Dalam batas umur imi, seorang anak belum tepat akalnya atau belum berakal. Sedangkan taklif itu dikaitkan dengan sifat berakal. Oleh lantaran itu, anak seumur ini belum bisa disebut sebagai mukallaf atau belum dituntut untuk mengerjakan hukum. Ia tidak wajib melaksanakan shalat puasa, dan kewajiban badani lainnya. Akam tetapi, ia wajib mengeluarkan zakat atas hartanya[15].
Selain perbuatan bawah umur dalam umur ini tidak dikenai hukum, ucapanya pun tidak mempunyai akhir hukum. Oleh lantaran itu, transaksi yang dilakukannya dinyatakan tidak sah dan tidak mempunyai akhir hukum.
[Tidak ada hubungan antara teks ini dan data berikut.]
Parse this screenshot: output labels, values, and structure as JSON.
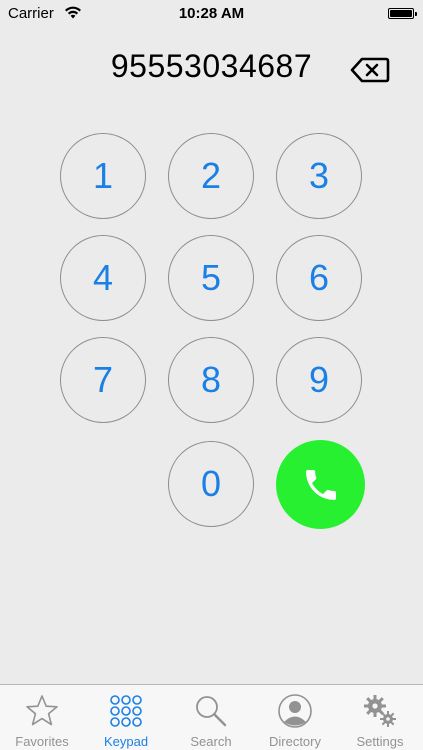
{
  "status_bar": {
    "carrier": "Carrier",
    "time": "10:28 AM"
  },
  "dialer": {
    "number": "95553034687",
    "backspace_icon": "backspace-icon"
  },
  "keypad": {
    "keys": [
      "1",
      "2",
      "3",
      "4",
      "5",
      "6",
      "7",
      "8",
      "9",
      "0"
    ],
    "call_icon": "phone-icon"
  },
  "tab_bar": {
    "active_tab": "Keypad",
    "tabs": [
      {
        "label": "Favorites",
        "icon": "star-icon"
      },
      {
        "label": "Keypad",
        "icon": "keypad-grid-icon"
      },
      {
        "label": "Search",
        "icon": "search-icon"
      },
      {
        "label": "Directory",
        "icon": "person-icon"
      },
      {
        "label": "Settings",
        "icon": "gear-icon"
      }
    ]
  },
  "colors": {
    "accent": "#1a80e6",
    "call_green": "#27f031",
    "background": "#ebebeb",
    "inactive_tab": "#929292"
  }
}
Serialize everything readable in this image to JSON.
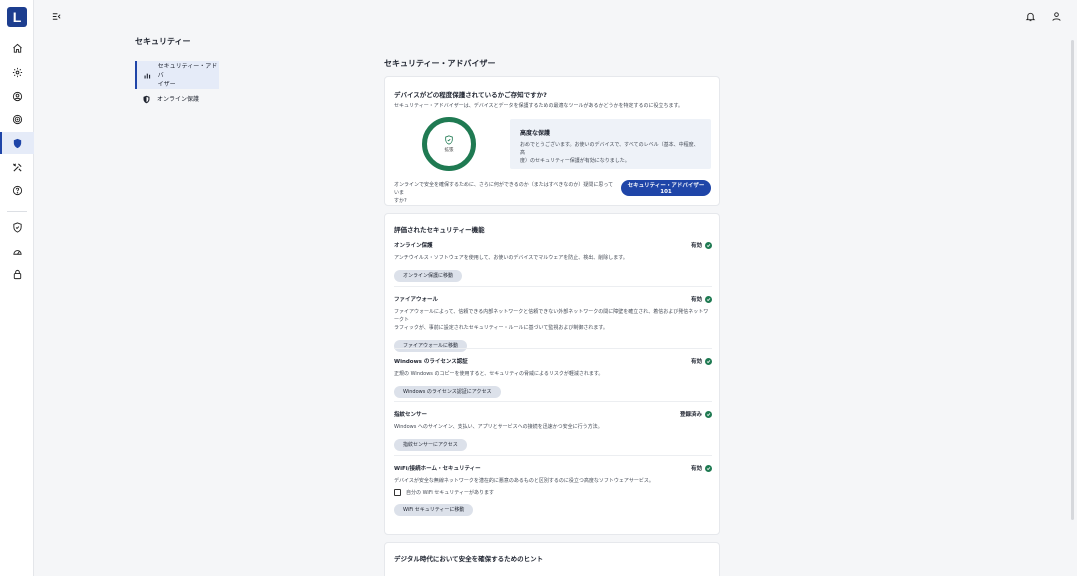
{
  "app": {
    "logo_letter": "L",
    "brand_color": "#1d3e8f",
    "accent_color": "#1f45a8",
    "ok_color": "#1f7a52"
  },
  "rail": {
    "icons": [
      "home-icon",
      "gear-icon",
      "account-icon",
      "target-icon",
      "shield-icon",
      "tools-icon",
      "help-icon",
      "shield-check-icon",
      "speed-icon",
      "lock-icon"
    ],
    "active": "shield-icon"
  },
  "topbar": {
    "icons": [
      "collapse-menu-icon",
      "bell-icon",
      "user-icon"
    ]
  },
  "section": {
    "title": "セキュリティー",
    "nav": [
      {
        "label_line1": "セキュリティー・アドバ",
        "label_line2": "イザー",
        "icon": "bar-chart-icon",
        "active": true
      },
      {
        "label_line1": "オンライン保護",
        "label_line2": "",
        "icon": "shield-half-icon",
        "active": false
      }
    ]
  },
  "main": {
    "page_title": "セキュリティー・アドバイザー",
    "overview": {
      "heading": "デバイスがどの程度保護されているかご存知ですか?",
      "description": "セキュリティー・アドバイザーは、デバイスとデータを保護するための最適なツールがあるかどうかを特定するのに役立ちます。",
      "ring_label": "拡張",
      "level_title": "高度な保護",
      "level_desc_1": "おめでとうございます。お使いのデバイスで、すべてのレベル（基本、中程度、高",
      "level_desc_2": "度）のセキュリティー保護が有効になりました。",
      "footer_text_1": "オンラインで安全を確保するために、さらに何ができるのか（またはすべきなのか）疑問に思っていま",
      "footer_text_2": "すか?",
      "cta_label": "セキュリティー・アドバイザー 101"
    },
    "features": {
      "heading": "評価されたセキュリティー機能",
      "items": [
        {
          "name": "オンライン保護",
          "status": "有効",
          "desc_1": "アンチウイルス・ソフトウェアを使用して、お使いのデバイスでマルウェアを防止、検出、削除します。",
          "desc_2": "",
          "action": "オンライン保護に移動"
        },
        {
          "name": "ファイアウォール",
          "status": "有効",
          "desc_1": "ファイアウォールによって、信頼できる内部ネットワークと信頼できない外部ネットワークの間に障壁を確立され、着信および発信ネットワークト",
          "desc_2": "ラフィックが、事前に設定されたセキュリティー・ルールに基づいて監視および制御されます。",
          "action": "ファイアウォールに移動"
        },
        {
          "name": "Windows のライセンス認証",
          "status": "有効",
          "desc_1": "正規の Windows のコピーを使用すると、セキュリティの脅威によるリスクが軽減されます。",
          "desc_2": "",
          "action": "Windows のライセンス認証にアクセス"
        },
        {
          "name": "指紋センサー",
          "status": "登録済み",
          "desc_1": "Windows へのサインイン、支払い、アプリとサービスへの接続を迅速かつ安全に行う方法。",
          "desc_2": "",
          "action": "指紋センサーにアクセス"
        },
        {
          "name": "WiFi/接続ホーム・セキュリティー",
          "status": "有効",
          "desc_1": "デバイスが安全な無線ネットワークを潜在的に悪意のあるものと区別するのに役立つ高度なソフトウェアサービス。",
          "desc_2": "",
          "checkbox_label": "自分の WiFi セキュリティーがあります",
          "action": "WiFi セキュリティーに移動"
        }
      ]
    },
    "tips": {
      "heading": "デジタル時代において安全を確保するためのヒント"
    }
  }
}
Dan semua tindakan pelanggaran atau kejahatan yang dilakukannya tidak sanggup dituntut secara badani. Untuk menutupi kerugiannya pihak lain yang menjadi korban kejaatannya dibebankan kepada hartanya atau harta orang tuanya.
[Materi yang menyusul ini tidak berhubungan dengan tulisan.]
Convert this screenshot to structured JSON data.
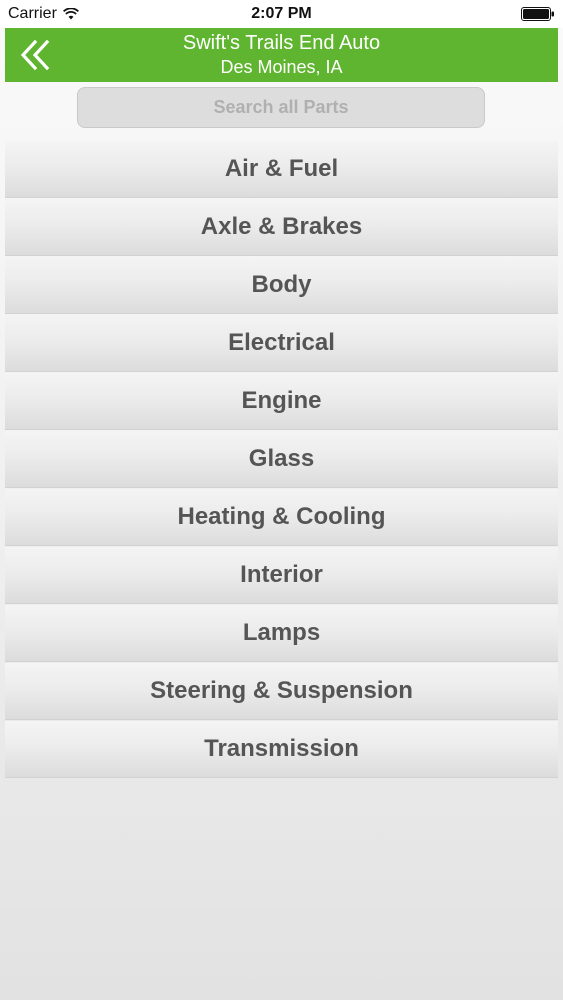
{
  "status_bar": {
    "carrier": "Carrier",
    "time": "2:07 PM"
  },
  "header": {
    "title": "Swift's Trails End Auto",
    "subtitle": "Des Moines, IA",
    "accent_color": "#5fb52f",
    "back_icon": "double-chevron-left-icon"
  },
  "search": {
    "placeholder": "Search all Parts",
    "value": ""
  },
  "categories": [
    {
      "label": "Air & Fuel"
    },
    {
      "label": "Axle & Brakes"
    },
    {
      "label": "Body"
    },
    {
      "label": "Electrical"
    },
    {
      "label": "Engine"
    },
    {
      "label": "Glass"
    },
    {
      "label": "Heating & Cooling"
    },
    {
      "label": "Interior"
    },
    {
      "label": "Lamps"
    },
    {
      "label": "Steering & Suspension"
    },
    {
      "label": "Transmission"
    }
  ]
}
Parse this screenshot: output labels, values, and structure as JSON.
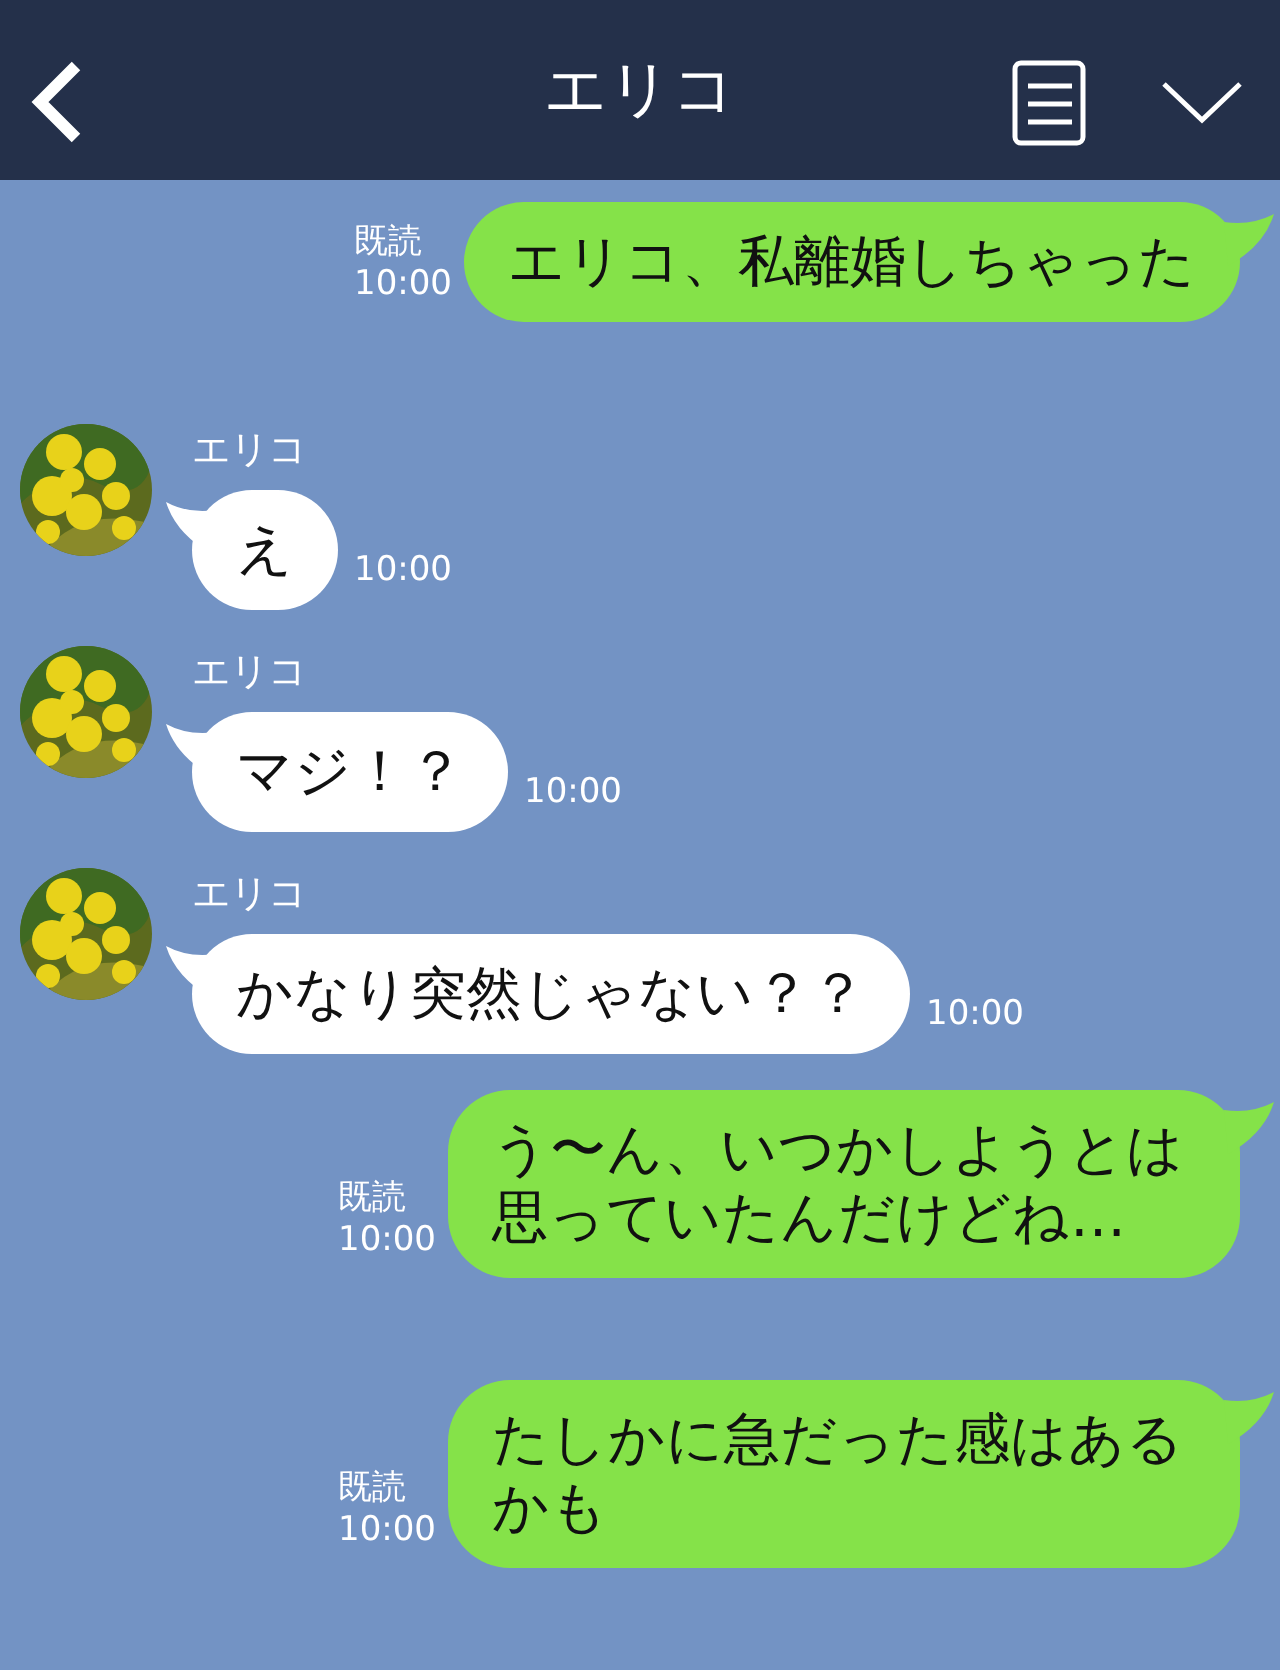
{
  "header": {
    "title": "エリコ"
  },
  "messages": [
    {
      "kind": "sent",
      "text": "エリコ、私離婚しちゃった",
      "read": "既読",
      "time": "10:00"
    },
    {
      "kind": "received",
      "sender": "エリコ",
      "text": "え",
      "time": "10:00"
    },
    {
      "kind": "received",
      "sender": "エリコ",
      "text": "マジ！？",
      "time": "10:00"
    },
    {
      "kind": "received",
      "sender": "エリコ",
      "text": "かなり突然じゃない？？",
      "time": "10:00"
    },
    {
      "kind": "sent",
      "text": "う〜ん、いつかしようとは思っていたんだけどね…",
      "read": "既読",
      "time": "10:00"
    },
    {
      "kind": "sent",
      "text": "たしかに急だった感はあるかも",
      "read": "既読",
      "time": "10:00"
    }
  ]
}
2.      Ahliyyahtul Wujub’
Ahliyatul wujub adalah kecakapan yang dimiliki seseorang untuk mendapatkan hak-hak dan sejumlah kewajiban. Kecakapan ini dimiliki seseorang semenjak ia diperhi-tungkan ada[16] sampai ia menghembuskan nafas terakhir dalam segala sifat, kondisi, dan keadaanya[17]. Para hebat fiqh menyebutnya sebagai zimmah[18] Dan mereka membagiahliyyah al-wujub itu kedalam dua tingkatan.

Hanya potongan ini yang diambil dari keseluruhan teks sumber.